La Generative AI sta vivendo un momento di grande hype, ma gli algoritmi e i concetti che sottostanno ad essa hanno radici antiche (possiamo farli risalire almeno al 1730, con Thomas Bayes). Quello che cambia, oggi, è la disponibilità di risorse: una vasta gamma di fonti di dati e una capacità di elaborazione senza precedenti.
Il Large Language Model, una tecnologia di nuova generazione, si distingue per la sua abilità di fornire risposte sfruttando sia la conoscenza empirica (la rete neurale), sia “tirando a indovinare”. «Questa caratteristica contraddistingue sia i pregi che i difetti dell’LLM» – spiega Fabio Paracchini, corporate vice president innovation di Altea Federation. «Da un lato, attraverso la sua conoscenza empirica fornisce risposte, ma incorre in errori (o allucinazioni) mentre apprende, basandosi sulla fiducia nella persona con cui interagisce».

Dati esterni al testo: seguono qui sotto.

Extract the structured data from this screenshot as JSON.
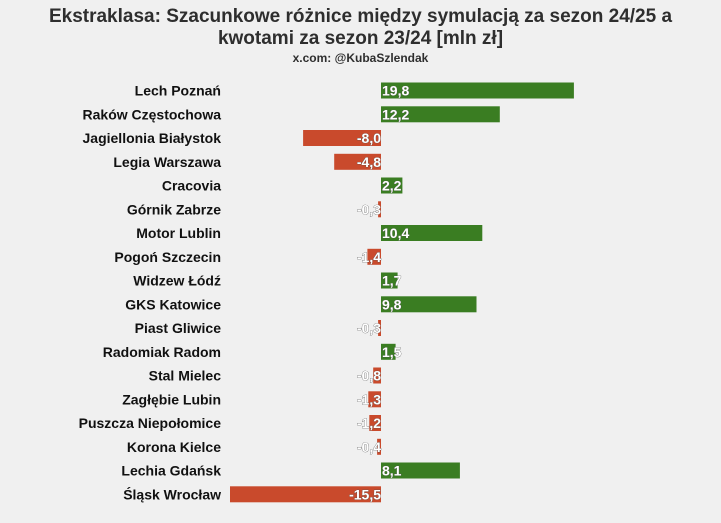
{
  "title_line1": "Ekstraklasa: Szacunkowe różnice między symulacją za sezon 24/25 a",
  "title_line2": "kwotami za sezon 23/24 [mln zł]",
  "subtitle": "x.com: @KubaSzlendak",
  "colors": {
    "positive": "#3a7d22",
    "negative": "#c94a2c",
    "background": "#f0f0f0"
  },
  "chart_data": {
    "type": "bar",
    "orientation": "horizontal",
    "categories": [
      "Lech Poznań",
      "Raków Częstochowa",
      "Jagiellonia Białystok",
      "Legia Warszawa",
      "Cracovia",
      "Górnik Zabrze",
      "Motor Lublin",
      "Pogoń Szczecin",
      "Widzew Łódź",
      "GKS Katowice",
      "Piast Gliwice",
      "Radomiak Radom",
      "Stal Mielec",
      "Zagłębie Lubin",
      "Puszcza Niepołomice",
      "Korona Kielce",
      "Lechia Gdańsk",
      "Śląsk Wrocław"
    ],
    "values": [
      19.8,
      12.2,
      -8.0,
      -4.8,
      2.2,
      -0.3,
      10.4,
      -1.4,
      1.7,
      9.8,
      -0.3,
      1.5,
      -0.8,
      -1.3,
      -1.2,
      -0.4,
      8.1,
      -15.5
    ],
    "value_labels": [
      "19,8",
      "12,2",
      "-8,0",
      "-4,8",
      "2,2",
      "-0,3",
      "10,4",
      "-1,4",
      "1,7",
      "9,8",
      "-0,3",
      "1,5",
      "-0,8",
      "-1,3",
      "-1,2",
      "-0,4",
      "8,1",
      "-15,5"
    ],
    "xlim": [
      -15.5,
      19.8
    ],
    "grid": false
  }
}
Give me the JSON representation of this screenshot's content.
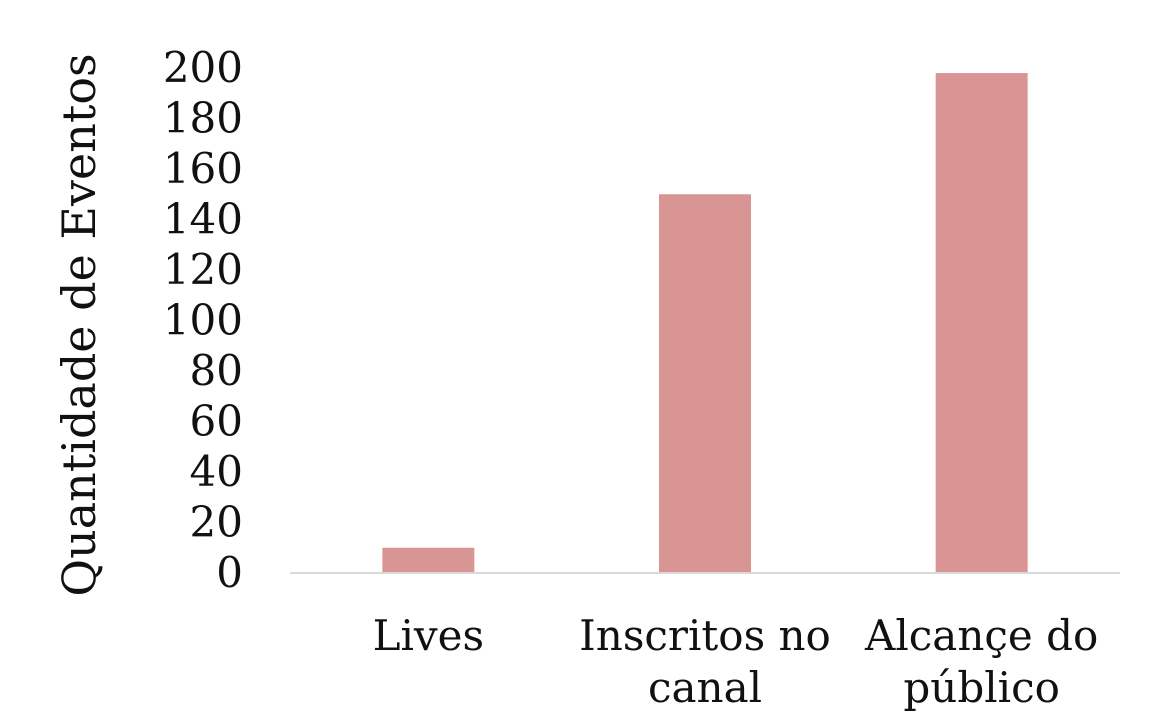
{
  "chart_data": {
    "type": "bar",
    "categories": [
      [
        "Lives"
      ],
      [
        "Inscritos no",
        "canal"
      ],
      [
        "Alcançe do",
        "público"
      ]
    ],
    "values": [
      10,
      150,
      198
    ],
    "ylabel": "Quantidade de Eventos",
    "xlabel": "",
    "ylim": [
      0,
      200
    ],
    "yticks": [
      0,
      20,
      40,
      60,
      80,
      100,
      120,
      140,
      160,
      180,
      200
    ],
    "grid": false,
    "legend": "none",
    "colors": {
      "bar": "#d99594",
      "axis": "#d9d9d9",
      "text": "#111111"
    }
  }
}
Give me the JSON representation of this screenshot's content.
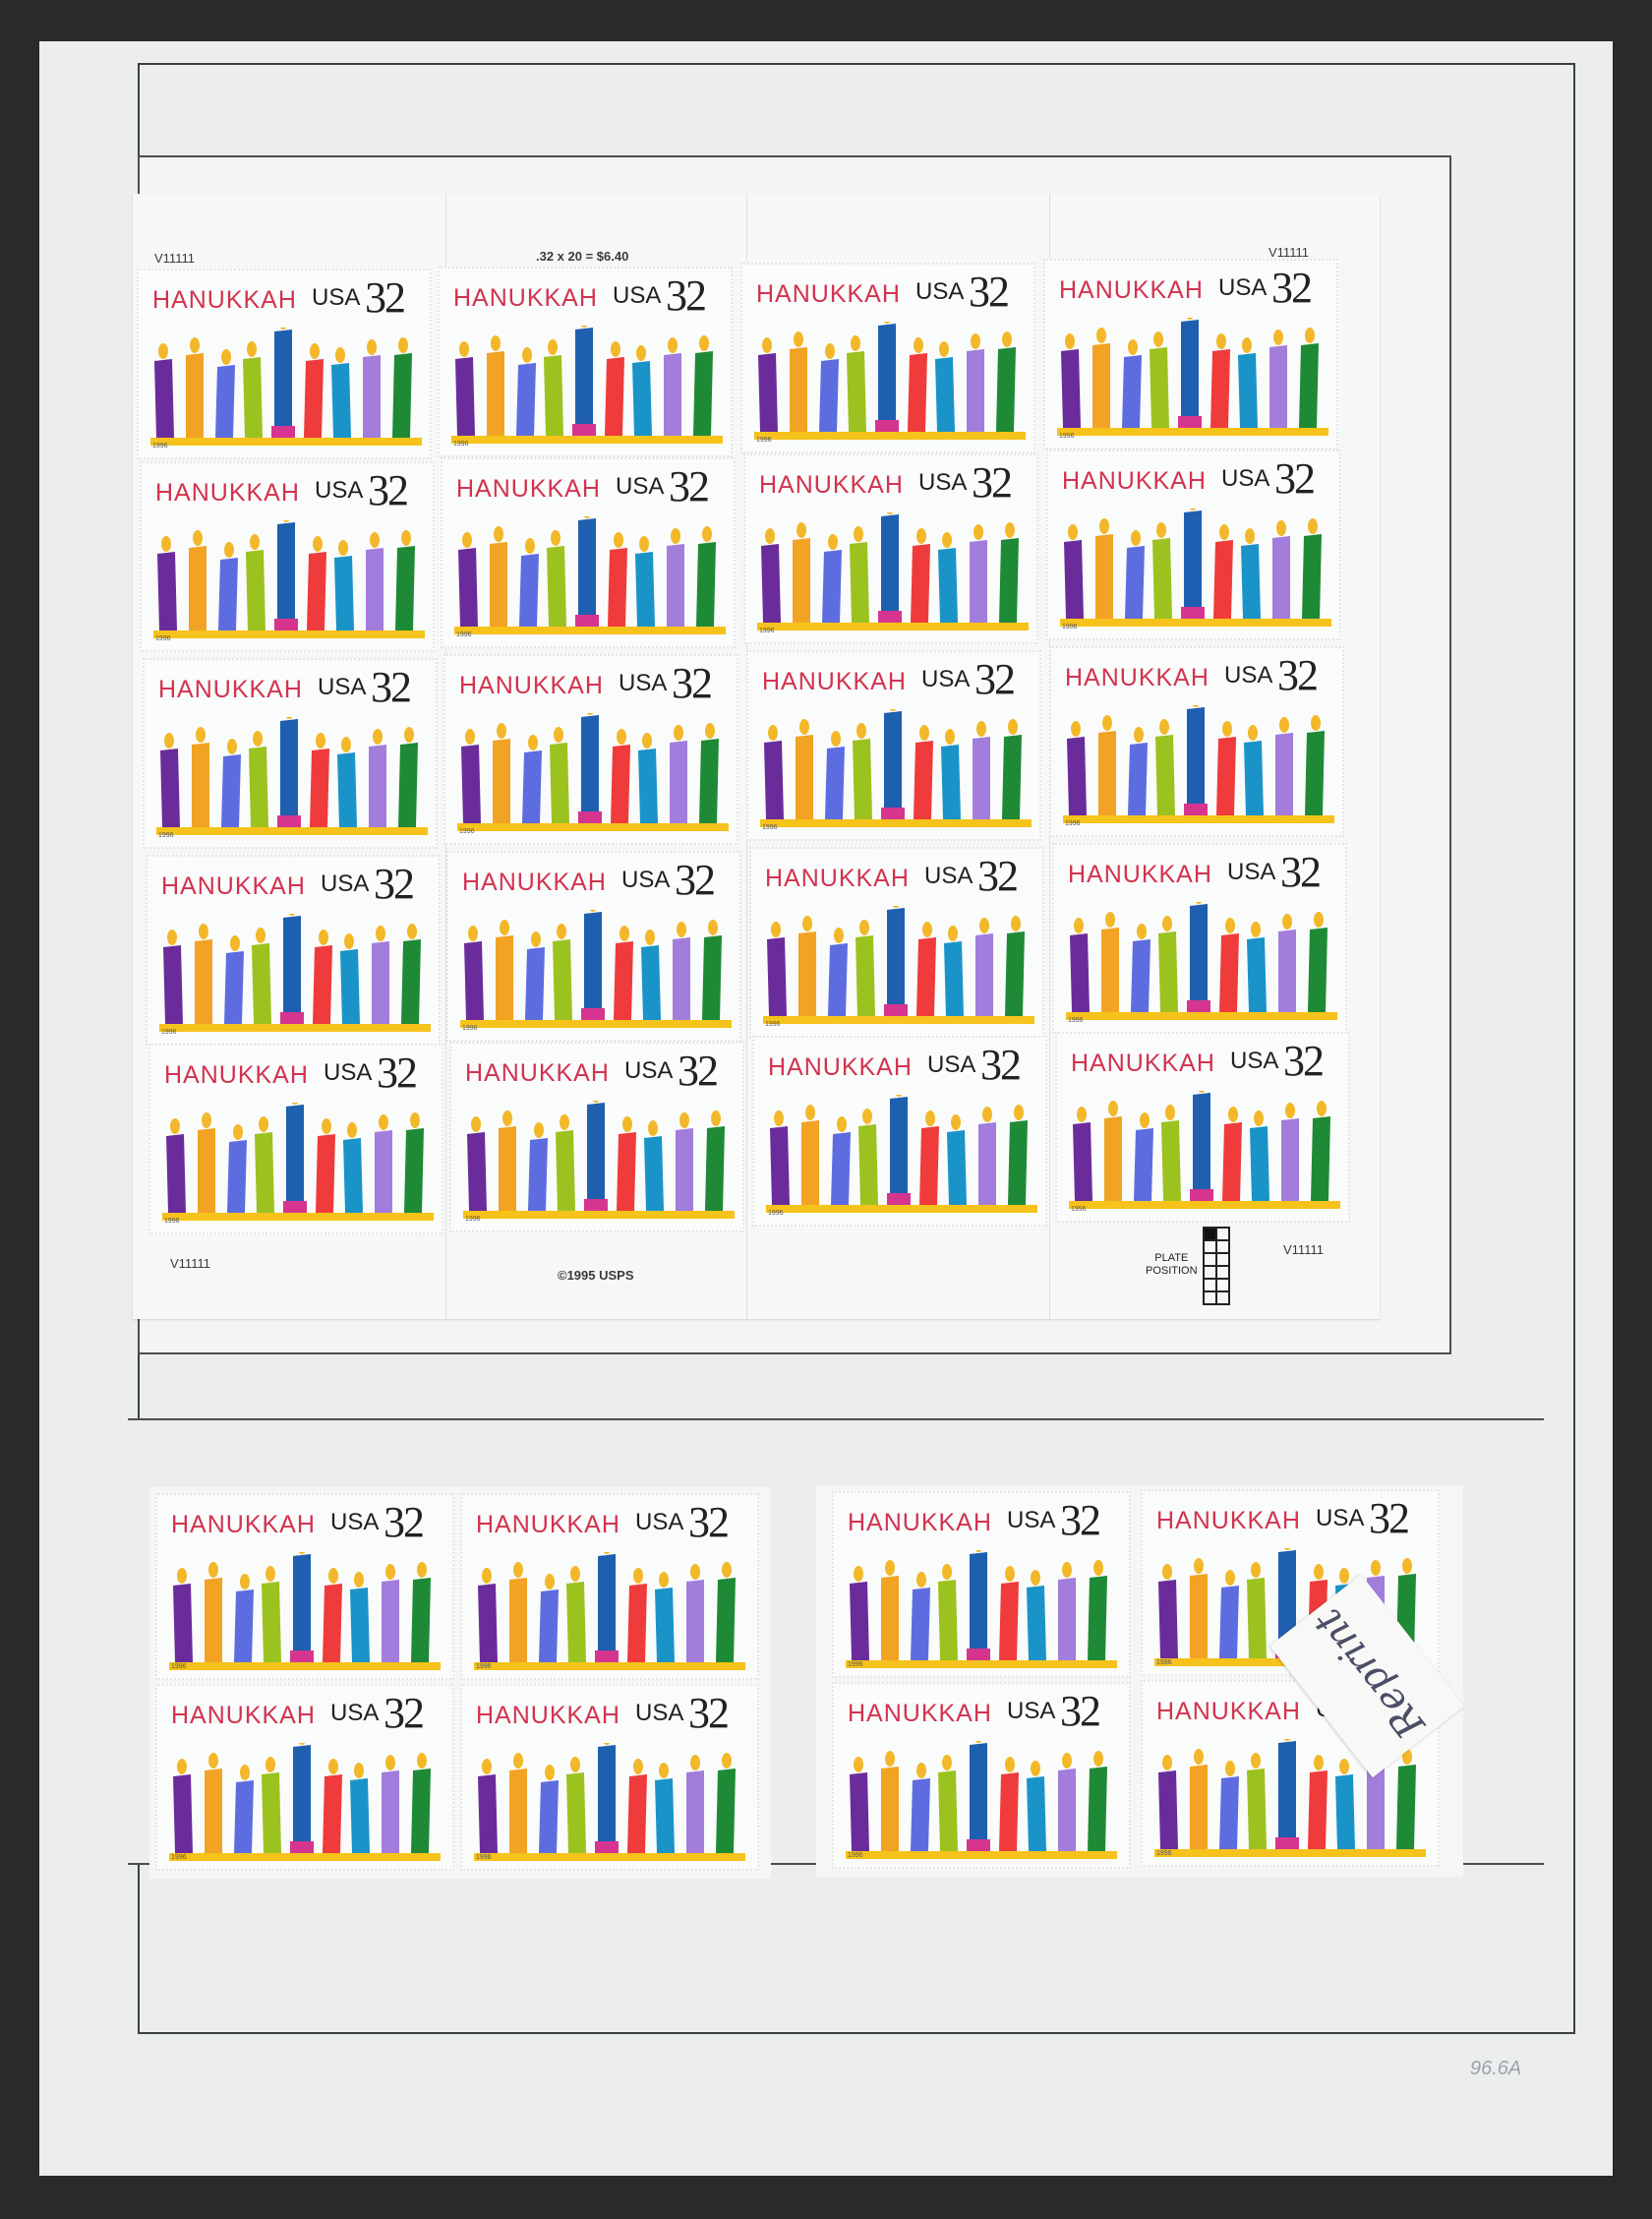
{
  "sheet": {
    "price_label": ".32 x 20 = $6.40",
    "copyright": "©1995 USPS",
    "plate_label_line1": "PLATE",
    "plate_label_line2": "POSITION",
    "plate_numbers": "V11111"
  },
  "stamp": {
    "title": "HANUKKAH",
    "country": "USA",
    "value": "32",
    "year": "1996",
    "candle_colors": [
      "#6b2c9b",
      "#f2a324",
      "#5d6de0",
      "#9cc21f",
      "#1f5fb0",
      "#ef3b3b",
      "#1a94c8",
      "#a27ddc",
      "#1e8a35"
    ],
    "base_color": "#f6c21c",
    "shamash_holder_color": "#d6358f",
    "flame_color": "#f3b82a"
  },
  "annotation": {
    "reprint_note": "Reprint"
  },
  "page_number": "96.6A"
}
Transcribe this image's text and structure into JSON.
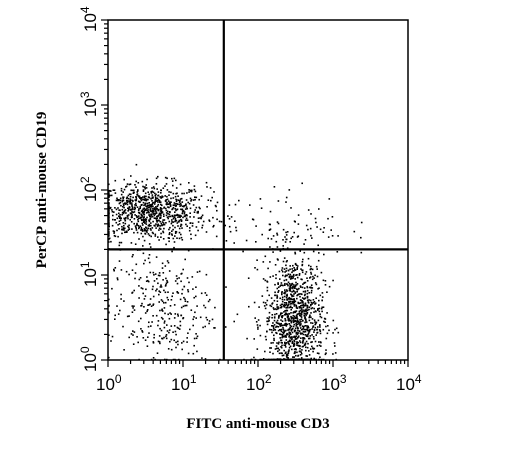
{
  "chart_data": {
    "type": "scatter",
    "title": "",
    "xlabel": "FITC anti-mouse CD3",
    "ylabel": "PerCP anti-mouse CD19",
    "xscale": "log",
    "yscale": "log",
    "xlim": [
      1,
      10000
    ],
    "ylim": [
      1,
      10000
    ],
    "x_ticks": [
      {
        "base": "10",
        "exp": "0",
        "value": 1
      },
      {
        "base": "10",
        "exp": "1",
        "value": 10
      },
      {
        "base": "10",
        "exp": "2",
        "value": 100
      },
      {
        "base": "10",
        "exp": "3",
        "value": 1000
      },
      {
        "base": "10",
        "exp": "4",
        "value": 10000
      }
    ],
    "y_ticks": [
      {
        "base": "10",
        "exp": "0",
        "value": 1
      },
      {
        "base": "10",
        "exp": "1",
        "value": 10
      },
      {
        "base": "10",
        "exp": "2",
        "value": 100
      },
      {
        "base": "10",
        "exp": "3",
        "value": 1000
      },
      {
        "base": "10",
        "exp": "4",
        "value": 10000
      }
    ],
    "quadrant_gates": {
      "x": 35,
      "y": 20
    },
    "populations": [
      {
        "label": "CD19+ CD3-",
        "x_center": 3.5,
        "y_center": 55,
        "x_spread": 0.38,
        "y_spread": 0.17,
        "count": 900
      },
      {
        "label": "CD3+ CD19-",
        "x_center": 300,
        "y_center": 3,
        "x_spread": 0.2,
        "y_spread": 0.38,
        "count": 1100
      },
      {
        "label": "CD3- CD19-",
        "x_center": 5,
        "y_center": 4,
        "x_spread": 0.35,
        "y_spread": 0.35,
        "count": 320
      },
      {
        "label": "CD3+ CD19+",
        "x_center": 200,
        "y_center": 40,
        "x_spread": 0.45,
        "y_spread": 0.2,
        "count": 90
      }
    ],
    "grid": false,
    "legend": "none"
  }
}
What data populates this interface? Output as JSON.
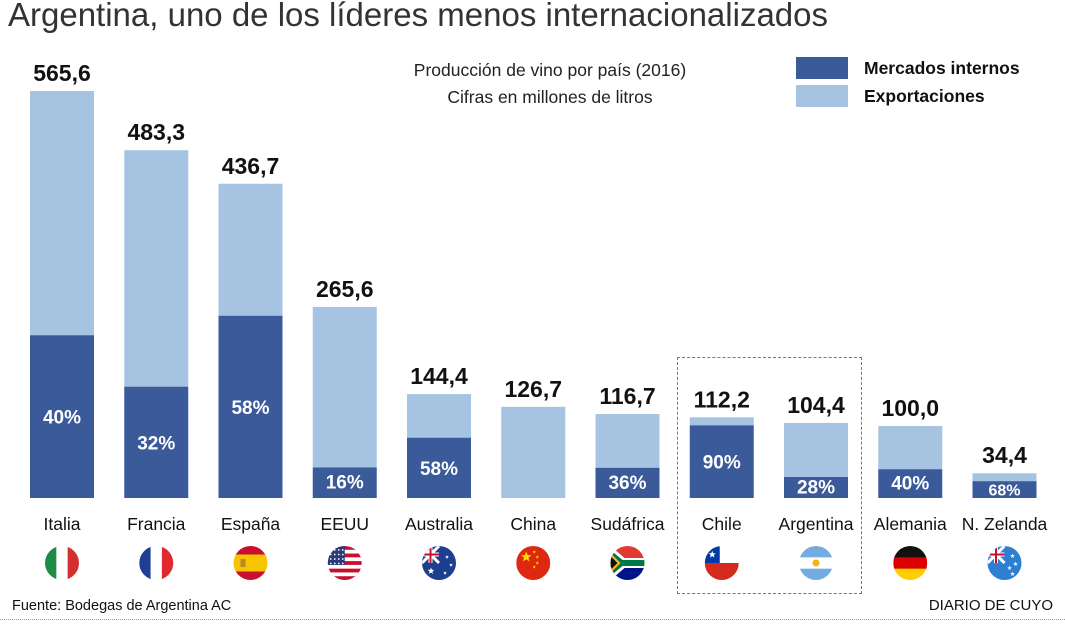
{
  "headline": "Argentina, uno de los líderes menos internacionalizados",
  "source": "Fuente: Bodegas de Argentina AC",
  "brand": "DIARIO DE CUYO",
  "colors": {
    "domestic": "#3b5a9a",
    "exports": "#a6c4e2"
  },
  "chart_data": {
    "type": "bar",
    "stacked": true,
    "title": "Producción de vino por país (2016)",
    "subtitle": "Cifras en millones de litros",
    "legend": {
      "placement": "top-right",
      "entries": [
        "Mercados internos",
        "Exportaciones"
      ]
    },
    "categories": [
      "Italia",
      "Francia",
      "España",
      "EEUU",
      "Australia",
      "China",
      "Sudáfrica",
      "Chile",
      "Argentina",
      "Alemania",
      "N. Zelanda"
    ],
    "totals": [
      565.6,
      483.3,
      436.7,
      265.6,
      144.4,
      126.7,
      116.7,
      112.2,
      104.4,
      100.0,
      34.4
    ],
    "total_labels": [
      "565,6",
      "483,3",
      "436,7",
      "265,6",
      "144,4",
      "126,7",
      "116,7",
      "112,2",
      "104,4",
      "100,0",
      "34,4"
    ],
    "domestic_share_percent": [
      40,
      32,
      58,
      16,
      58,
      null,
      36,
      90,
      28,
      40,
      68
    ],
    "domestic_share_labels": [
      "40%",
      "32%",
      "58%",
      "16%",
      "58%",
      "",
      "36%",
      "90%",
      "28%",
      "40%",
      "68%"
    ],
    "series": [
      {
        "name": "Mercados internos",
        "values": [
          226.2,
          154.7,
          253.3,
          42.5,
          83.8,
          0,
          42.0,
          101.0,
          29.2,
          40.0,
          23.4
        ]
      },
      {
        "name": "Exportaciones",
        "values": [
          339.4,
          328.6,
          183.4,
          223.1,
          60.6,
          126.7,
          74.7,
          11.2,
          75.2,
          60.0,
          11.0
        ]
      }
    ],
    "highlighted_categories": [
      "Chile",
      "Argentina"
    ],
    "flag_icons": [
      "italy-flag-icon",
      "france-flag-icon",
      "spain-flag-icon",
      "usa-flag-icon",
      "australia-flag-icon",
      "china-flag-icon",
      "south-africa-flag-icon",
      "chile-flag-icon",
      "argentina-flag-icon",
      "germany-flag-icon",
      "new-zealand-flag-icon"
    ],
    "ylim": [
      0,
      565.6
    ],
    "grid": false
  }
}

«Volendo provare a spiegarne semplicemente il funzionamento – prosegue Paracchini – tutto inizia con la preparazione dei dati, che vengono trasformati in vettori attraverso l’elaborazione del linguaggio. Successivamente una rete neurale associa una probabilità alla vicinanza di parole o concetti trasformati in vettori. Questa fase richiede enormi risorse computazionali (l’addestramento di GPT-4, ad esempio, è costato 100 milioni di dollari secondo OpenAI), ma il risultato è una rete in grado di prendere un testo in input e generare una risposta basata sulle probabilità apprese».
L’evoluzione della Generative AI sta procedendo a ritmi travolgenti. I principali player del mercato, soprattutto quelli americani, stanno rilasciando modelli sempre più sofisticati, cercando di superare OpenAI, che finora sembra essere il più largamente adottato. Tuttavia, anche aziende come Meta (con la famiglia dei LLaMA, disponibili come open source) e Google stanno giocando un ruolo significativo, e si è affacciato sulla scena anche un player europeo, Mistral. Insomma, la scelta comincia a diventare ampia.
Come utilizzare dunque, al meglio, le caratteristiche della Generative AI? Per compiti che richiedono la capacità di sintesi di contenuti prevalentemente testuali. «Un modo per concepire gli LLM che trovo estremamente affascinante (e ringrazio Stefano Quintarelli per la definizione), è quello di intenderli come degli “stagisti digitali”, che hanno studiato, possiedono una conoscenza teorica, ma le cui risposte pratiche possono risultare imprecise. Sono in grado di svolgere un’ampia gamma di compiti, ma è essenziale controllare e perfezionare sempre il risultato. Dobbiamo collaborare con loro per migliorare la comprensione reciproca» – sottolinea Fabio Paracchini.
La Generative AI può essere un valido supporto anche alla produttività personale. Un esempio su tutti, CoPilot di Microsoft, che ormai quasi ogni software vendor sta annunciando come integrazione delle proprie suite ERP, CRM o di collaborazione. Questa opportunità, estremamente immediata e destinata a diffondersi, avrà un impatto trasversale su tutti i knowledge workers. Ci sono poi applicazioni emergenti che, secondo diversi studi, stanno guadagnando terreno: analisi dei dati e supporto ai clienti. Esse richiedono uno sforzo maggiore di implementazione, ma potenzialmente offrono un ritorno sul business più elevato, poiché possono cambiare il modo in cui le aziende portano i propri prodotti sul mercato.
«Le applicazioni offrono enormi possibilità ancora inesplorate. Tuttavia, come prima cosa, è cruciale avviare un percorso di coinvolgimento delle persone in azienda, e iniziare a sperimentare con soluzioni pratiche e verticali. Tale approccio mira ad ottenere risultati veloci, per non farsi travolgere da progetti troppo ambiziosi, con un ritorno sugli investimenti difficile da verificare, o che potrebbero diventare rapidamente obsoleti a causa dei continui aggiornamenti dei vendor» – conclude Paracchini.